November 11, 2010 (Chinavestor) Chinese indices rose sharply in Asia thanks to sound performance of energy and financial stocks. Oil jumped over $88/barrel in Asia on low U.S. stocks, starting speculations about an inevitable gasoline price increase. The Shanghai Composite Index (SHA:000001) surged 32.4 points or 1.0% while the Hang Seng Index (INDEXHANGSENG:.HSI) advanced 199.7 points or 0.8%. Key stocks of the day included Petrochina Co. Ltd. (NYSE:PTR), China's largest oil producer, and China Petroleum & Chemical Corp., known as Sinopec, (NYSE:SNP), Asia's largest refiner. CNOOC Ltd. (NYSE:CEO), China's offshore oil specialist shined as well.
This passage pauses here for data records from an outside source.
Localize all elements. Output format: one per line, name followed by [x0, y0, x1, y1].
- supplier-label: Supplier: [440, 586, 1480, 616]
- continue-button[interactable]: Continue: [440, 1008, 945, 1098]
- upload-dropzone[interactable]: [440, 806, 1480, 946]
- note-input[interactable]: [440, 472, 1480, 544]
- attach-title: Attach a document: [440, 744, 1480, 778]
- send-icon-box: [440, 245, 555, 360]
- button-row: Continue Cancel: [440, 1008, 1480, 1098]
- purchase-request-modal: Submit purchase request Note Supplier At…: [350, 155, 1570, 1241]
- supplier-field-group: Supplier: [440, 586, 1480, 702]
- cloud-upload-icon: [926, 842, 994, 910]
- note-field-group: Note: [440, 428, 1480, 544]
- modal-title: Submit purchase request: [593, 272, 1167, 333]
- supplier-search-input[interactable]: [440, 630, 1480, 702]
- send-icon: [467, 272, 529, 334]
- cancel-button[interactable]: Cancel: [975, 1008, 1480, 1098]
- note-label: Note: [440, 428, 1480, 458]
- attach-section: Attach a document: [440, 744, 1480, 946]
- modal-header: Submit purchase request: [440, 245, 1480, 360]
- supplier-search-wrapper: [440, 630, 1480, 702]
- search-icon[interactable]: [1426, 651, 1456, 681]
The surge of Petrochina Co. Ltd. (SHA:601857) was so impressive that it became the best performing stock among the 50 largest components of the Shanghai Composite Index (SHA:000001). Petrochina's 7.7% advance was followed closely by another energy giant, China Petroleum & Chemical Corp. (SHA:600028). Another iconic energy stock, the largest Chinese coal miner China Shenhua Energy (SHA:1088), surged 2.5%. All three energy majors made it to the best five stocks among the 50 largest Shanghai listings.
Ping An Insurance (SHA:601318) advanced sharply in both Shanghai and Hong Kong. Its H-shares (HKG:2318) surged 4.7%, making it the best performing component of the 42 member Hang Seng Index (INDEXHANGSENG:.HSI). H-shares of CNOOC Ltd. (HKG:0883) rose 3.4%, the best among energy majors, with Petrochina (HKG:0857) right on its back with a 3.3% surge. Sinopec Corp. (HKG:0386) advanced 2.8% in Hong Kong.
But autos fell both Asian markets. Brilliance China Auto (HKG:1114) tumbled 6.5%, the most among components of the Hang Seng Index (INDEXHANGSENG:.HSI), while BYD Company (HKG:1211), a Warren Buffet backed electric battery and car maker, shed 1.9%. SAIC Motor (SHA:600104), the largest car maker in China, shed 0.2%.
Ping An Insurance (HKG:2318) was the best performing component in Asia of the iShares FTSE/Xinhua 25 Index ETF (NYSE:FXI). China Unicom (NYSE:CHU), Petrochina Co. Ltd. (NYSE:PTR) and CNOOC Ltd. (NYSE:CEO) all shined.
Looking at components of the Guggenheim Small Cap China ETF (NYSE:HAO), United Enegy (HKG:0467) was the best component of the ETF but Ports Design Ltd. (HKG:0589) fell hard.
Asian indices rose sharply thanks to higher energy and commodity prices, but European stocks gave up all early morning gains as the G-20 convenes. If components of the Shanghai Composite Index (SHA:000001) and the Hang Seng Index (INDEXHANGSENG:.HSI) were proxies for Chinese ADRs, outlook is the brightest for CNOOC ltd. (NYSE:CEO) and Petrochina Co. Ltd. (NYSE:PTR) among energy stocks. Investors should do well with China Petroleum & Chemical Corp. (NYSE:SNP) and Yanzhou Coal (NYSE:YZC), too. China Unicom (NYSE:CHU) shined in Hong Kong but China Mobile (NYSE:CHL) fell as rotation within the sector closed a recently developed price gap between the two.